When spring approaches, the songbirds begin arrivng to our backyards with the hopes of building nests and raising their young. You can help them find nesting materials by offering some very common items around the house. This article explains what those common nesting materials are and how to attract backyard birds to them.
As songbirds return to their spring nesting areas and prepare their nests for this season's brood of young birds, there are ways that you can help them. Many people enjoy bird watching and encourage birds into their yard. With a few simple tips, you can help your backyard songbirds as they prepare their nests.
First, let's start by saying that most songbirds will gather small pieces of twig to build the outer structure of the nest. You may see them in your garden or around your house picking at twigs and then flying off with two or three in their mouth. The outer structure of the nest needs to be sturdy to hold the eggs and the young once they break through the egg.
After the outer structure of the nest is built, the songbirds will then search for softer materials to fill the inside of the nest with. This is for the hatchlings as they emerge. Materials such as dried leaves, feathers from the parent birds, and even pieces of plastic bags may be found in the nest depending on the species of bird.

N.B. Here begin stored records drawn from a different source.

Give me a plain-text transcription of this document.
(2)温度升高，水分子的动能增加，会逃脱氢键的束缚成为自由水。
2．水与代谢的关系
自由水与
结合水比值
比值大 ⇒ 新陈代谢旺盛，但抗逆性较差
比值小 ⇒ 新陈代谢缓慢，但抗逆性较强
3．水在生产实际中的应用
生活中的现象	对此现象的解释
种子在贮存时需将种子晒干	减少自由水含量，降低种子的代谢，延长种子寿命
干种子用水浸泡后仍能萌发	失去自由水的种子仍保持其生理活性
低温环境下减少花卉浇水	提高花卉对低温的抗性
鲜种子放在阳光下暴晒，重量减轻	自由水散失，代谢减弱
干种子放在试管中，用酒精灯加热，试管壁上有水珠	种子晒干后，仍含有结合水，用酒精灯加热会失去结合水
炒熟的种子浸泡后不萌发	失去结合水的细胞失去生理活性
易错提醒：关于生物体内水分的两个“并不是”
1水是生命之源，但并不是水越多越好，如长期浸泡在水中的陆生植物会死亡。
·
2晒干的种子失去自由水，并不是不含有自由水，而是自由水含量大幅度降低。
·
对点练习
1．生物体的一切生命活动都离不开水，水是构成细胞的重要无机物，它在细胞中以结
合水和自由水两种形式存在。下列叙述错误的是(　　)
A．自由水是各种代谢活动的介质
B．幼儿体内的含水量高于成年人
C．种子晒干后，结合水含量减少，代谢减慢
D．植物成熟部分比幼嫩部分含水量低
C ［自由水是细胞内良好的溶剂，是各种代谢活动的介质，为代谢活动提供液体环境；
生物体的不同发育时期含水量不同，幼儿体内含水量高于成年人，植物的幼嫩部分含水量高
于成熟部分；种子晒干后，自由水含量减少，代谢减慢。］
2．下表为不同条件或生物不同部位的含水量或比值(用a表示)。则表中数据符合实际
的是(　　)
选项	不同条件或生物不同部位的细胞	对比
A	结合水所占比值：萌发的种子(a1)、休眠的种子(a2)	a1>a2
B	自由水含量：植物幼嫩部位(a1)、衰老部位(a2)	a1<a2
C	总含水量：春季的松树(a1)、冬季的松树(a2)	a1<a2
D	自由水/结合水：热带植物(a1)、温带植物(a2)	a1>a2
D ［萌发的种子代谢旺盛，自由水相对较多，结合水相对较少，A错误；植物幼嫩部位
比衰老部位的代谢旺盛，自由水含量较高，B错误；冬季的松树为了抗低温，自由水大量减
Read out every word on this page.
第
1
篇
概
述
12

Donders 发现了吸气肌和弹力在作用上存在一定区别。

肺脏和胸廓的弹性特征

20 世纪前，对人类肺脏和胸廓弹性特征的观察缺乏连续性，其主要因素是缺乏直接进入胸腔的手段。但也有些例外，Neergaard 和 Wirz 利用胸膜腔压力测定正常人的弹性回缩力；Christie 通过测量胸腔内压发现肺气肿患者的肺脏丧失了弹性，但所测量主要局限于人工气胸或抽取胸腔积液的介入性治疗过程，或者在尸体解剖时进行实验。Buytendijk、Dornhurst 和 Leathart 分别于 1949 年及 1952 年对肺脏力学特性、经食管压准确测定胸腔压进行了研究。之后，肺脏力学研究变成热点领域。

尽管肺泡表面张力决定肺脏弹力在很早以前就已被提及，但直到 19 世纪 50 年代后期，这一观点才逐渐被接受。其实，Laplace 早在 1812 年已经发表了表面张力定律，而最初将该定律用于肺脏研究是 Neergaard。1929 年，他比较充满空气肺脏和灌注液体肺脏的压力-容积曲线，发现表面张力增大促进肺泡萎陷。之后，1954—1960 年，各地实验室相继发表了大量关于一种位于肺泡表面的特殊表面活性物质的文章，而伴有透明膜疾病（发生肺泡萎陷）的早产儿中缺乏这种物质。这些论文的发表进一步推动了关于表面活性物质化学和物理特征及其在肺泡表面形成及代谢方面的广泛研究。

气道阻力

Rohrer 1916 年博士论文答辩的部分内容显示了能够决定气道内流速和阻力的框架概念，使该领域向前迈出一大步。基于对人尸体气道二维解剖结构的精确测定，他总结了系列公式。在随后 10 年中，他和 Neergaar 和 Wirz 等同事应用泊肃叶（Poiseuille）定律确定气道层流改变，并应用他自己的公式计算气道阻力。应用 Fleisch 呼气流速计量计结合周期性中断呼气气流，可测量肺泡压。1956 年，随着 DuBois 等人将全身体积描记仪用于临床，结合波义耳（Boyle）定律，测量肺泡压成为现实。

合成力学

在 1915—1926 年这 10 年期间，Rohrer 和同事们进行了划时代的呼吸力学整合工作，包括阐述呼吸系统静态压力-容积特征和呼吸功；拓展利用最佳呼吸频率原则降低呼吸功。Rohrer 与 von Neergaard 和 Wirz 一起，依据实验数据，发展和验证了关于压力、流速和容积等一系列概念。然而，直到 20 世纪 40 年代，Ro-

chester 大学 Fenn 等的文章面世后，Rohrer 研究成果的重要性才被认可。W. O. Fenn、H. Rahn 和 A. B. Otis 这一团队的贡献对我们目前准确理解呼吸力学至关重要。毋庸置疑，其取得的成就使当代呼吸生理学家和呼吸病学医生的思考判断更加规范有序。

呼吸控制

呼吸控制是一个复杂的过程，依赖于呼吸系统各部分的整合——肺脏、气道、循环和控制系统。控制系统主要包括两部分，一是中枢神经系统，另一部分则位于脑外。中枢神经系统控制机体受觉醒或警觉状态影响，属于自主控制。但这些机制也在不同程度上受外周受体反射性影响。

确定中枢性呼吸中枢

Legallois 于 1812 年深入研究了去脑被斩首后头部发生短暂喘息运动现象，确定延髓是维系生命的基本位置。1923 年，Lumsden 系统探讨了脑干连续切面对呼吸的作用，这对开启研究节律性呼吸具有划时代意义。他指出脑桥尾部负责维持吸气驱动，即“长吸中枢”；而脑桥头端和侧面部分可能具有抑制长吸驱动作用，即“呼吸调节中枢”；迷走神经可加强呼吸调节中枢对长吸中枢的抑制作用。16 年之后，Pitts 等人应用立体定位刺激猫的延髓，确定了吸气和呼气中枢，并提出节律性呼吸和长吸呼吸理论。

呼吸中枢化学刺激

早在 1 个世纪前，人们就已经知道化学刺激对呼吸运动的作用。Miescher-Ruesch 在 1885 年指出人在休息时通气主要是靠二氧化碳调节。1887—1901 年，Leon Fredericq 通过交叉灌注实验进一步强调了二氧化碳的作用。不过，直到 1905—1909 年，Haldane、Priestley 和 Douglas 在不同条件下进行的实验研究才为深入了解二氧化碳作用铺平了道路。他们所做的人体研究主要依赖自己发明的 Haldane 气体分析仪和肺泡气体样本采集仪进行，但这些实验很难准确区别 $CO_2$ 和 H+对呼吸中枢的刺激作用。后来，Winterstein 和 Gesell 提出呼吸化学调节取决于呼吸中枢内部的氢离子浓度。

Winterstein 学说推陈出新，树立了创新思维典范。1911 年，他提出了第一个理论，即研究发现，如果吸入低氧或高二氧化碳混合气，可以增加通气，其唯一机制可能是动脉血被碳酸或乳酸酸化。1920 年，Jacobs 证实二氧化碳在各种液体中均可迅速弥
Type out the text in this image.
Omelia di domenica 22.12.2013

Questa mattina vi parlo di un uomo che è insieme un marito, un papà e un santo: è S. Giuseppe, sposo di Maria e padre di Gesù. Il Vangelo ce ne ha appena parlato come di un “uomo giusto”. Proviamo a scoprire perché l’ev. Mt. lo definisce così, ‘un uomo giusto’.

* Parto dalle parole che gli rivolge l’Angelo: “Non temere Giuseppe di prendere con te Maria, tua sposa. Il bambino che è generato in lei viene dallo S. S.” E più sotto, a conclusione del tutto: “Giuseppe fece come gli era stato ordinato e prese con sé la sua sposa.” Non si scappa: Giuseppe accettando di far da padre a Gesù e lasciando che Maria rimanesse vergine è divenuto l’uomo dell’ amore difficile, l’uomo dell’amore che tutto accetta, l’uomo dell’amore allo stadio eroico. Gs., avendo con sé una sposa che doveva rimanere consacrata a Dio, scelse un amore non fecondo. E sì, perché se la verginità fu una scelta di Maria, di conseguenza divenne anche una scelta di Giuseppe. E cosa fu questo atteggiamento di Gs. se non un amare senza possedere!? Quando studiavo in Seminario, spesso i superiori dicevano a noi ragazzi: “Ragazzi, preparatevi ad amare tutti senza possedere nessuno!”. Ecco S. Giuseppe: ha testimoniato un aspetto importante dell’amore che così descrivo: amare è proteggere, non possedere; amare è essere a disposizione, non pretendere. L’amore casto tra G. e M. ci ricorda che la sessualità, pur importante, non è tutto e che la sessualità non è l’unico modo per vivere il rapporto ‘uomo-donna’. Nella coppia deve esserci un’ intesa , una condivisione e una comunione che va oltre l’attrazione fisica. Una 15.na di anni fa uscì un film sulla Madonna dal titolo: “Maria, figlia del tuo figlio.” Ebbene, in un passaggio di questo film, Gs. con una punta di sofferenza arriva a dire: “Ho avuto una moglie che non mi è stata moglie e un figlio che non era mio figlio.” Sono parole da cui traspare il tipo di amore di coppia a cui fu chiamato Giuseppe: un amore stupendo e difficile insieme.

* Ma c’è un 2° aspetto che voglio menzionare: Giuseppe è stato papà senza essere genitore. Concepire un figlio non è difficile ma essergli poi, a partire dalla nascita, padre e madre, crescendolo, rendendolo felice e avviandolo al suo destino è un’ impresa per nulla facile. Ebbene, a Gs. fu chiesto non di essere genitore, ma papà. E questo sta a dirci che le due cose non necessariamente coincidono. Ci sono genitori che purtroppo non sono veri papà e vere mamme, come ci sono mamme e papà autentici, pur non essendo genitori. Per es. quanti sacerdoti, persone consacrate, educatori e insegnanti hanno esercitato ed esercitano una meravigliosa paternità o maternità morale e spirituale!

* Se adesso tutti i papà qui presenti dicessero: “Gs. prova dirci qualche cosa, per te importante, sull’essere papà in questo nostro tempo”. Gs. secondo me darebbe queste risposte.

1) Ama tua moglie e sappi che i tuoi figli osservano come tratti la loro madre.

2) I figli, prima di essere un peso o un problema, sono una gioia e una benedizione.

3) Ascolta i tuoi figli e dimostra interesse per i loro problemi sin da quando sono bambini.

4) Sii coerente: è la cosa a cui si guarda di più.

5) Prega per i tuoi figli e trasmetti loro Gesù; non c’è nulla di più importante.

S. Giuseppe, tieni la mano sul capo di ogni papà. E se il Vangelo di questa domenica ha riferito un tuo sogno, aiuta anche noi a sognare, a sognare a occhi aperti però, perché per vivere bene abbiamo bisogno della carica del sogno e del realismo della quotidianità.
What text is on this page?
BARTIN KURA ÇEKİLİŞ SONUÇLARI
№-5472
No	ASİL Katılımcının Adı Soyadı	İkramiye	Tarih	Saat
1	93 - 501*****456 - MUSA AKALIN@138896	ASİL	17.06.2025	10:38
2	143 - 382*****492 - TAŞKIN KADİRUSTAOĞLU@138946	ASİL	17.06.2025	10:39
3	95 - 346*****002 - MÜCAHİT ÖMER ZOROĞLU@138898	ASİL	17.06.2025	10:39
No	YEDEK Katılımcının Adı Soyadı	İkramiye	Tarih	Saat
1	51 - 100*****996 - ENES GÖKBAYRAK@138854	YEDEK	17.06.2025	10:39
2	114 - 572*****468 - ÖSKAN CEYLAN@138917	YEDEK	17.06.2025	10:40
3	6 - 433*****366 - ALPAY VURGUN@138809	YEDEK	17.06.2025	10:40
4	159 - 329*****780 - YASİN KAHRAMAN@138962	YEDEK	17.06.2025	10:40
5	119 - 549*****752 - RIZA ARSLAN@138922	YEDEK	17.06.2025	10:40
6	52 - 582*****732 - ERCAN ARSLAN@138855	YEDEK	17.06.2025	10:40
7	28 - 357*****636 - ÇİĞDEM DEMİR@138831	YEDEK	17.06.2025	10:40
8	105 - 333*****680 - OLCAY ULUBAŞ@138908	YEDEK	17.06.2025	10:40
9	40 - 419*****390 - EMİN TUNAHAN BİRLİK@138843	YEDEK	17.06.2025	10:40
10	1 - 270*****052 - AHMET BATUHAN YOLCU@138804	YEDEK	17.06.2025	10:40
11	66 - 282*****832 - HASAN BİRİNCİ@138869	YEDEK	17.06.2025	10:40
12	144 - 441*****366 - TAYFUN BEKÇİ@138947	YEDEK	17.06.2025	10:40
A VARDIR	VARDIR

Since the outer nest is built first, let's start with some ways that you can help your nesting songbirds. If you have a spot or two in your yard, where you can put these materials together for the birds, they'll find it and will pick through the clump to take what they need. Using an old wooden box or some other type of box that you can collect these materials in works well. I've also made other suggestions for each material on how you can attract birds to it.
Twigs and Pruning
Every spring as you prune your shrubs and clip off dead branches and stems from your plants, you can use this material for your nesting songbirds. Instead of throwing away these twigs, cut the thinner stems into 2”-4” pieces and let them fall to the ground. Birds will easily find these twigs and if they're the right size and plant type, they'll scoop them up and use them in their nest. Since the pieces are cut small, whatever the birds don't use is just added mulch to your garden. Think of this as going green and helping your nesting birds.
Dead grass clippings are another natural material that birds use for their nests. After mowing the lawn, save a handful of grass clippings and add them to the clump of other materials. Only use grass clippings that are not chemically treated. If you treat your lawn, forget the grass.
Many songbirds will use mud to 'glue' their nest together. You can easily offer them this nesting material by turning a pot cover upside down, filling it with water and dirt. Keep it moist in order to attract the birds.
Many birds will use pieces of string in their nests and this is usually something we all have around the house. The birds use the string to weave through the outer nest and hold it together. Some birds will use the string as bedding. The string pieces should be between 4 inches and 6 inches long, but no longer. If it's longer than 6 inches, please cut the string to shorten it as baby birds might wrap themselves in a longer piece of string and die.
Don't use thread as it's too thin. If you have leftover yarn, twine, or you can cut thin pieces of fabric to put out for the birds. You can either put the string pieces on the ground under a tree, or it's fun to hang the pieces of string in a pine tree on pine needles and watch the birds pick and choose.
If you have left over batting from a sewing project or you're throwing out something with batting in it, keep in mind that batting offers a nice soft cushion for the hatchlings. Just remove the batting from an item or a bag and mix it in with the other nesting materials. The birds that will use the batting, will pull the batting out to make their nests.
Do you have a dog or cat that you regularly brush? Save the hair! As you clean the pet hair off the brush, add it to your pile of nesting materials. Most birds, especially swallows and chickadees, love pet hair. You can also put this hair into a mesh bag just like with the clothes lint, and hang it from a tree.
At this point, I have to tell a story. One of my cats has a thick undercoat of really soft down-like fur. I have to brush her daily even though she's a short-haired cat. For the past three, years, I've had swallows nest in my bluebird boxes after the bluebirds move out. My routine is to have my tea on the deck in the morning and I brush my cat afterwards. There's one swallow, she comes back every year, and she'll wait on the roof for me to start brushing. I usually pull the hair off the brush and let it float in the wind. We have so many trees that the hair will get caught in a tree and the birds will easily retrieve it. This one swallow, will swoop down and catch the little clump of hair in flight and go off to the birdbox. She'll do this for several mornings in a row and about 4 or 5 times each morning. My husband thought I was losing it when I first told him this story, however, he happened to be home one morning and saw it for himself. I anxiously await her arrival each year.